Doris Day,|Mark Twain and Me

     I’ve loved Doris Day for four days.
     Ever since Monday, when I heard Terry Gross interview her on NPR, the day before Day’s 88th birthday.
     Corny whitebread chick, right? Whose big hit, “Que Será Será,” was one of the most annoying songs in the history of mankind – right?
     Turns out Doris Day didn’t like the song either, and thought it had no business being thrust into her Hitchcock movie, “The Man Who Knew Too Much.”
     And it turns out that Doris Day quit the movie business 40 years ago to spend the rest of her life taking care of dogs and cats. I love her for that.
     And I never would have known it but for Terry Gross – one of the great interviewers of our time. As is Dick Gordon, whose NPR show is called “The Story.”
     They are great reporters because they get out of the way of the story, to tell the story.
     Journalists used to do this – they used to be trained to do it.
     No more.
     I heard the Doris Day interview as I wended my way through “Mark Twain: The Complete Interviews” (University of Alabama Press, 2006), a wonderful compendium of 258 newspaper articles, beginning in 1871 and ending just a few weeks before Mr. Clemens died.
     I bought the book to hear Mark Twain speak. It showed me, again, what’s wrong with so much U.S. journalism today (but not Terry Gross or Dick Gordon).
     In six words: The interviewer is not the subject.
     In five words: The news is the subject.
     I need not mention today’s radio talk show hosts and TV stars who vomit news upon us after having their way with it.
     Everyone knows these people are.
     What baffles me is that people seem to want this.
     America doesn’t seem to want to know the news anymore. We only want to be confirmed in our opinion.

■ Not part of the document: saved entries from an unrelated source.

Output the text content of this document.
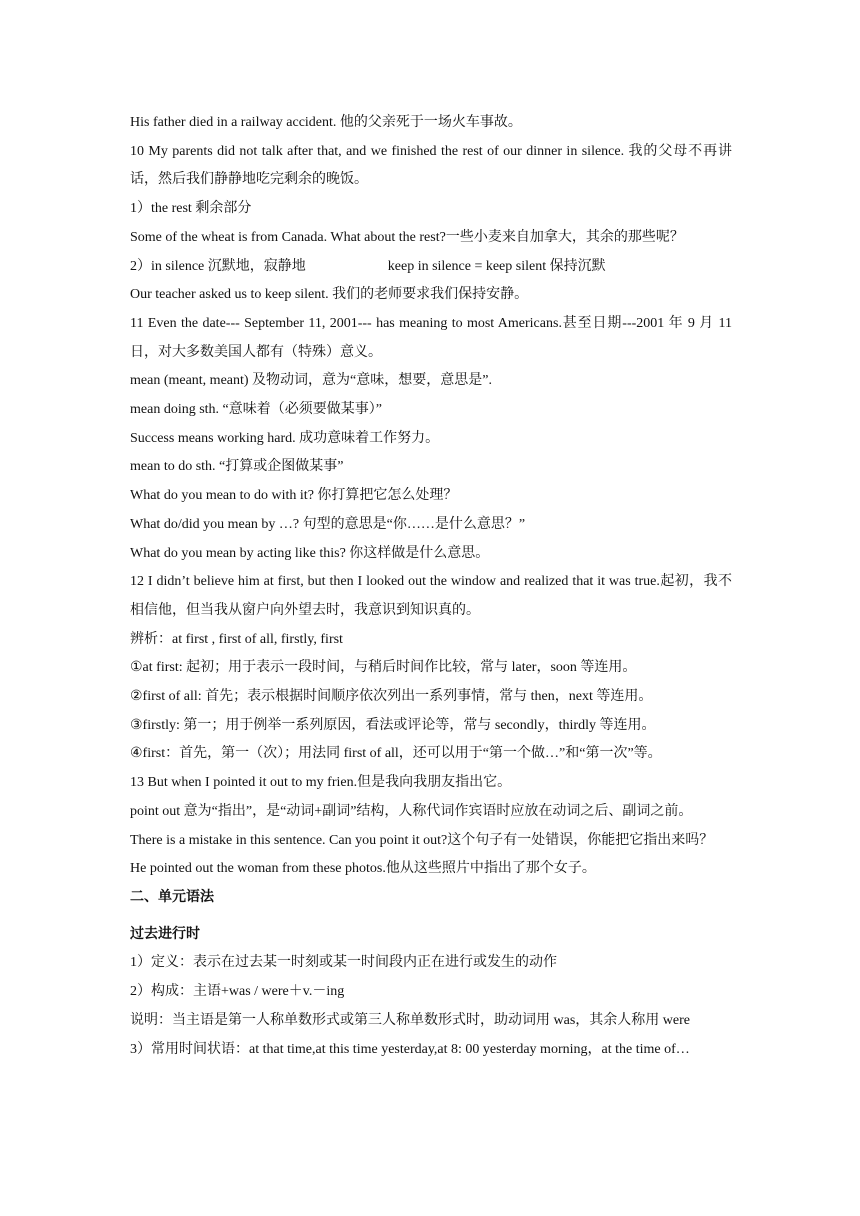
His father died in a railway accident. 他的父亲死于一场火车事故。
10 My parents did not talk after that, and we finished the rest of our dinner in silence. 我的父母不再讲话，然后我们静静地吃完剩余的晚饭。
1）the rest 剩余部分
Some of the wheat is from Canada. What about the rest?一些小麦来自加拿大，其余的那些呢？
2）in silence 沉默地，寂静地	keep in silence = keep silent 保持沉默
Our teacher asked us to keep silent. 我们的老师要求我们保持安静。
11 Even the date--- September 11, 2001--- has meaning to most Americans.甚至日期---2001 年 9 月 11 日，对大多数美国人都有（特殊）意义。
mean (meant, meant) 及物动词，意为“意味，想要，意思是”.
mean doing sth. “意味着（必须要做某事）”
Success means working hard. 成功意味着工作努力。
mean to do sth. “打算或企图做某事”
What do you mean to do with it? 你打算把它怎么处理？
What do/did you mean by …? 句型的意思是“你……是什么意思？”
What do you mean by acting like this? 你这样做是什么意思。
12 I didn’t believe him at first, but then I looked out the window and realized that it was true.起初，我不相信他，但当我从窗户向外望去时，我意识到知识真的。
辨析：at first , first of all, firstly, first
①at first: 起初；用于表示一段时间，与稍后时间作比较，常与 later，soon 等连用。
②first of all: 首先；表示根据时间顺序依次列出一系列事情，常与 then，next 等连用。
③firstly: 第一；用于例举一系列原因，看法或评论等，常与 secondly，thirdly 等连用。
④first：首先，第一（次）；用法同 first of all，还可以用于“第一个做…”和“第一次”等。
13 But when I pointed it out to my frien.但是我向我朋友指出它。
point out 意为“指出”，是“动词+副词”结构，人称代词作宾语时应放在动词之后、副词之前。
There is a mistake in this sentence. Can you point it out?这个句子有一处错误，你能把它指出来吗？
He pointed out the woman from these photos.他从这些照片中指出了那个女子。
二、单元语法
过去进行时
1）定义：表示在过去某一时刻或某一时间段内正在进行或发生的动作
2）构成：主语+was / were＋v.－ing
说明：当主语是第一人称单数形式或第三人称单数形式时，助动词用 was，其余人称用 were
3）常用时间状语：at that time,at this time yesterday,at 8: 00 yesterday morning，at the time of…
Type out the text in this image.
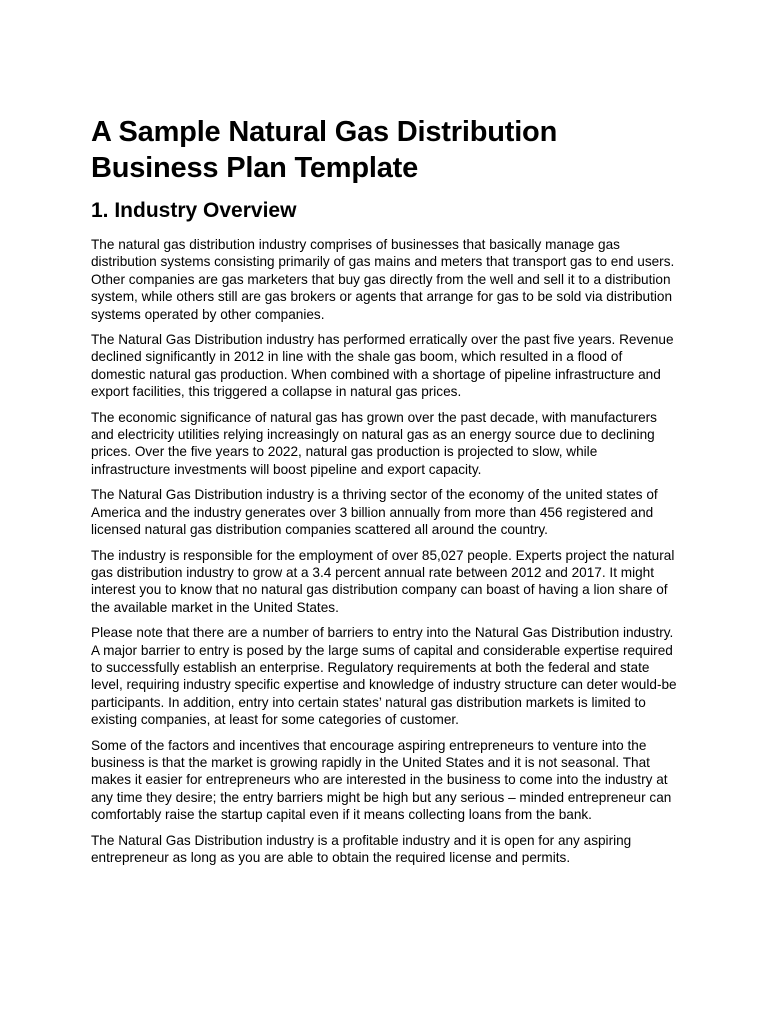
A Sample Natural Gas Distribution
Business Plan Template
1. Industry Overview

The natural gas distribution industry comprises of businesses that basically manage gas distribution systems consisting primarily of gas mains and meters that transport gas to end users. Other companies are gas marketers that buy gas directly from the well and sell it to a distribution system, while others still are gas brokers or agents that arrange for gas to be sold via distribution systems operated by other companies.

The Natural Gas Distribution industry has performed erratically over the past five years. Revenue declined significantly in 2012 in line with the shale gas boom, which resulted in a flood of domestic natural gas production. When combined with a shortage of pipeline infrastructure and export facilities, this triggered a collapse in natural gas prices.

The economic significance of natural gas has grown over the past decade, with manufacturers and electricity utilities relying increasingly on natural gas as an energy source due to declining prices. Over the five years to 2022, natural gas production is projected to slow, while infrastructure investments will boost pipeline and export capacity.

The Natural Gas Distribution industry is a thriving sector of the economy of the united states of America and the industry generates over 3 billion annually from more than 456 registered and licensed natural gas distribution companies scattered all around the country.

The industry is responsible for the employment of over 85,027 people. Experts project the natural gas distribution industry to grow at a 3.4 percent annual rate between 2012 and 2017. It might interest you to know that no natural gas distribution company can boast of having a lion share of the available market in the United States.

Please note that there are a number of barriers to entry into the Natural Gas Distribution industry. A major barrier to entry is posed by the large sums of capital and considerable expertise required to successfully establish an enterprise. Regulatory requirements at both the federal and state level, requiring industry specific expertise and knowledge of industry structure can deter would-be participants. In addition, entry into certain states’ natural gas distribution markets is limited to existing companies, at least for some categories of customer.

Some of the factors and incentives that encourage aspiring entrepreneurs to venture into the business is that the market is growing rapidly in the United States and it is not seasonal. That makes it easier for entrepreneurs who are interested in the business to come into the industry at any time they desire; the entry barriers might be high but any serious – minded entrepreneur can comfortably raise the startup capital even if it means collecting loans from the bank.

The Natural Gas Distribution industry is a profitable industry and it is open for any aspiring entrepreneur as long as you are able to obtain the required license and permits.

     The Twain interviews begin after Mr. Clemens had published “Innocents Abroad” and “The Celebrated Jumping Frog of Calaveras County.”
     Most of the interviews came after he had published “Roughing It” (1872) and “Tom Sawyer” (1876), which made him world-famous – and which, along with his other books, were responsible, to a great extent, for the United States of America becoming beloved around the world.
     Back then.
     What strikes me as I read the interviews, aside from Clemens’ genius, is the obvious and enormous difference between a good journalist and a bad journalist.
     The good reporters shut up and let Sam Clemens speak.
     The bad ones try to Be The Star.
     At the distance of more than a century, I want to scream: Come on, dudes – you’re interviewing Mark Twain.
     Shut Up. Let the man speak.
     But no. The bad journalists blither and blather, in the presence of Mark Twain, then write down what they said, in the presence of Mr. Clemens.
     It’s like listening to talk radio.
     Clemens learned his trade from the ground up, as a typesetter and proofreader, and eventually as a reporter for the (Nevada) Territorial Enterprise.
     Writing and journalism are trades. They can be art – but not until you master the trade.
     It’s one of the tragedies of literary history that none of the articles Clemens wrote for the Territorial Enterprise survives – so far as I know. They all blew away on the dusty Nevada wind.
     What a treat it would be to read what Sam Clemens wrote for the Enterprise – about anything – while he was mastering his trade.
     One of the many vile things about U.S. journalism today – on TV and radio far more than in print – is that the creatures who pretend to bring us the news never mastered their trade. Nor, so far as I can tell, do they even care about it.
     They just want to Be The Star.
     And their bosses let them do it. And so do we. That seems to be What America Wants.
     Not the news – not, God no, reality. Just a bunch of primping stars with poofy hair.
     These people are not are not journalists. They’re just a bunch of cute people, who want to be rich and famous, spouting nonsense.
     They are, as my Southern grandpa used to say, people who will screw you without giving you a kiss.